CNN and several other news and advocacy organizations, including USA Today and the Daily Caller, sought the memos and related documents through the court system.
But Judge James Boasberg of the US District Court for the District of Columbia Circuit said the department and office of the special counsel Robert Muller do not have to turn over the documents at this time.
The ruling comes after an extraordinary effort from top members of Mueller's team to intervene by sharing details with the judge about their ongoing investigation, even after the FBI had shown the judge the Comey memos.
"The Comey Memos, at least for now, will remain in the hands of the Special Counsel and not the public," the judge's opinion said.
Boasberg wrote that Comey's testimony before Congress, in which he described the notes he took about conversations he had with Trump before he was fired in May, wasn't enough to force the memo's public release, nor were other acknowledgements Comey made of their existence.
The Justice Department had argued against the Comey memos' release, saying that it would interfere with Mueller's investigation.
The judge's opinion Friday disclosed that Michael Dreeben, who serves as counsel to Mueller's team, secretly testified to the court on specifics of Mueller's ongoing investigation. So did an FBI agent, David Archey, a counterintelligence expert who took over for Peter Strzok in the investigation, in a written declaration. Archey submitted new information to the court about the investigation and this case as recently as Thursday.

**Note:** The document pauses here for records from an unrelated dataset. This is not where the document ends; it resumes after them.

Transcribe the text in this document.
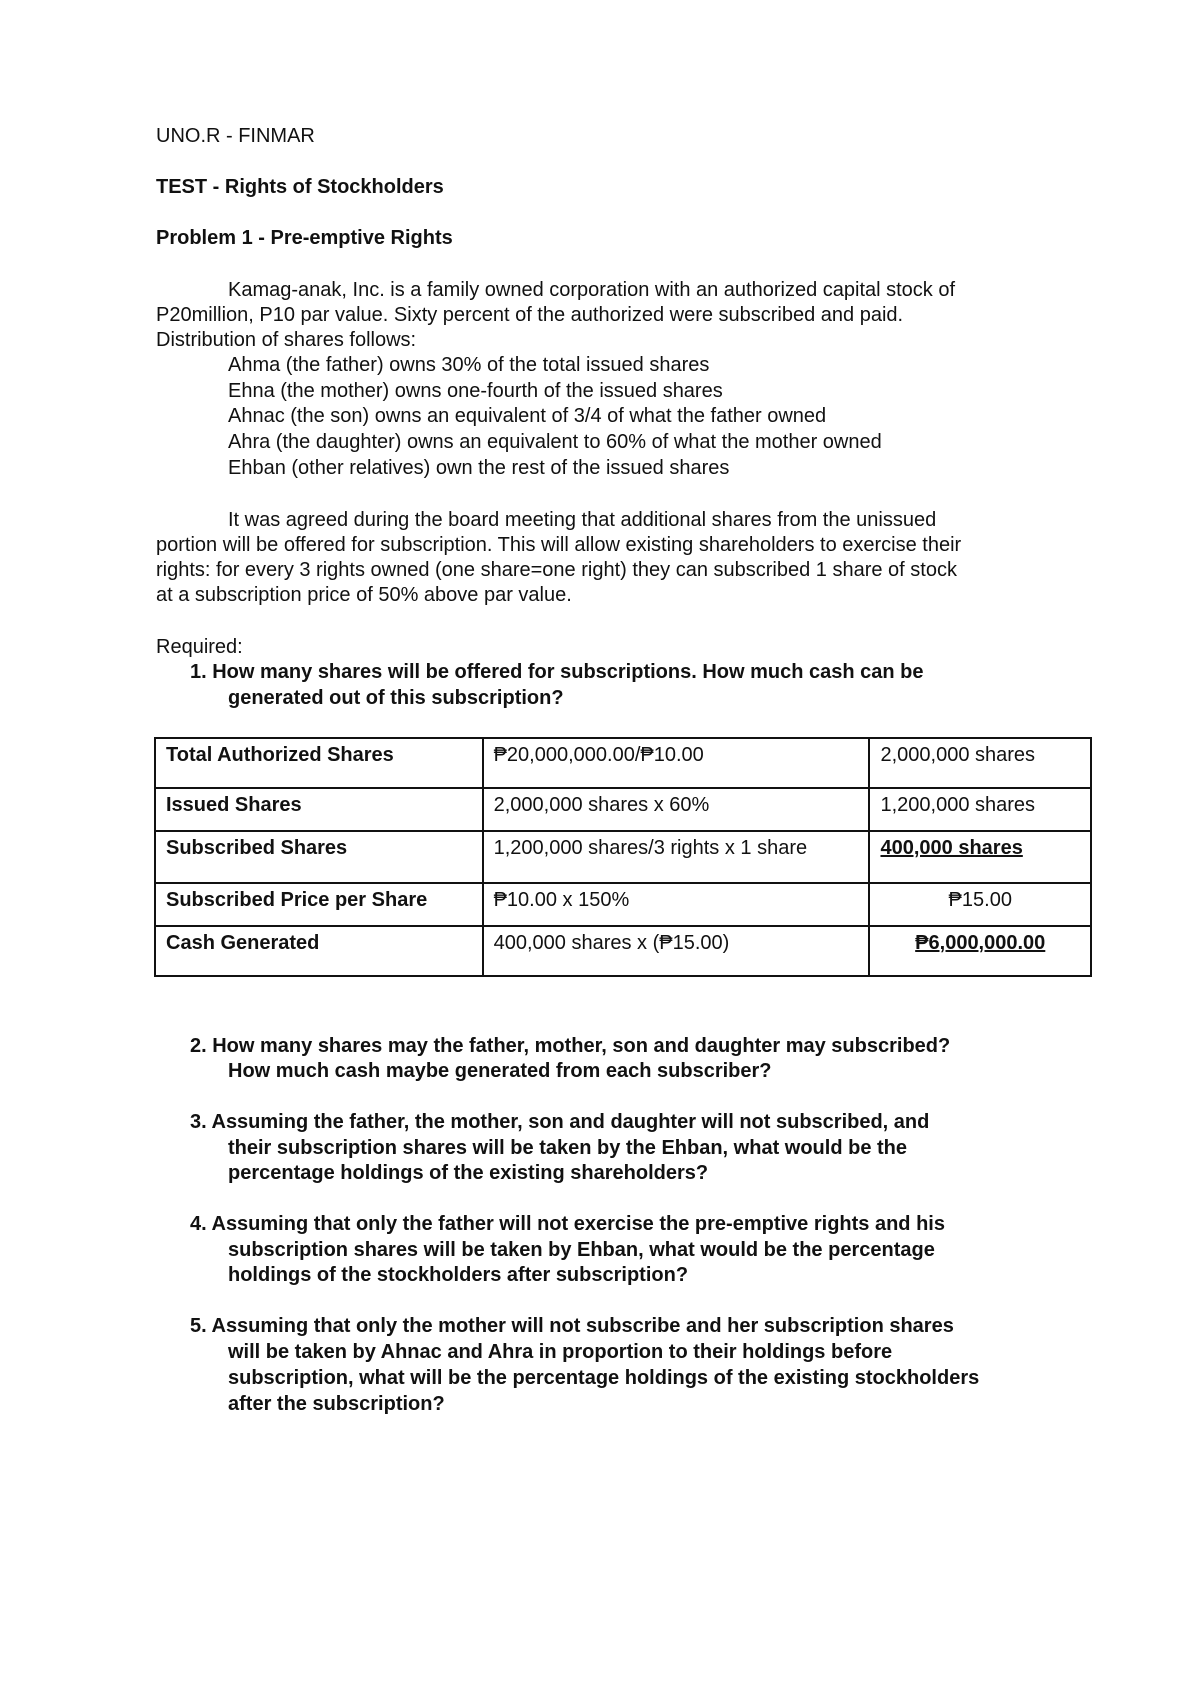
UNO.R - FINMAR
TEST - Rights of Stockholders
Problem 1 - Pre-emptive Rights
Kamag-anak, Inc. is a family owned corporation with an authorized capital stock of
P20million, P10 par value. Sixty percent of the authorized were subscribed and paid.
Distribution of shares follows:
Ahma (the father) owns 30% of the total issued shares
Ehna (the mother) owns one-fourth of the issued shares
Ahnac (the son) owns an equivalent of 3/4 of what the father owned
Ahra (the daughter) owns an equivalent to 60% of what the mother owned
Ehban (other relatives) own the rest of the issued shares
It was agreed during the board meeting that additional shares from the unissued
portion will be offered for subscription. This will allow existing shareholders to exercise their
rights: for every 3 rights owned (one share=one right) they can subscribed 1 share of stock
at a subscription price of 50% above par value.
Required:
1. How many shares will be offered for subscriptions. How much cash can be
generated out of this subscription?
Total Authorized Shares	₱20,000,000.00/₱10.00	2,000,000 shares
Issued Shares	2,000,000 shares x 60%	1,200,000 shares
Subscribed Shares	1,200,000 shares/3 rights x 1 share	400,000 shares
Subscribed Price per Share	₱10.00 x 150%	₱15.00
Cash Generated	400,000 shares x (₱15.00)	₱6,000,000.00
2. How many shares may the father, mother, son and daughter may subscribed?
How much cash maybe generated from each subscriber?
3. Assuming the father, the mother, son and daughter will not subscribed, and
their subscription shares will be taken by the Ehban, what would be the
percentage holdings of the existing shareholders?
4. Assuming that only the father will not exercise the pre-emptive rights and his
subscription shares will be taken by Ehban, what would be the percentage
holdings of the stockholders after subscription?
5. Assuming that only the mother will not subscribe and her subscription shares
will be taken by Ahnac and Ahra in proportion to their holdings before
subscription, what will be the percentage holdings of the existing stockholders
after the subscription?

Testimony like Dreeben's, plus submitted information like Archey's, pushes the amount of detail in this case far beyond what's typical for a judge to review in a Freedom of Information Act request. Though what Dreeben and Archey told the judge was shielded from the public and from the news organizations suing the government, their statements about the Mueller investigation were recorded by the court and could be made public in future appeals.
"Having heard this, the Court is now fully convinced that disclosure 'could reasonably be expected to interfere' with that ongoing investigation," the judge wrote.
Comey's memos are being used by the special counsel's office for its investigation, which looks for possible collusion between Russia and the Trump campaign as well as the possible obstruction of justice of an ongoing federal investigation.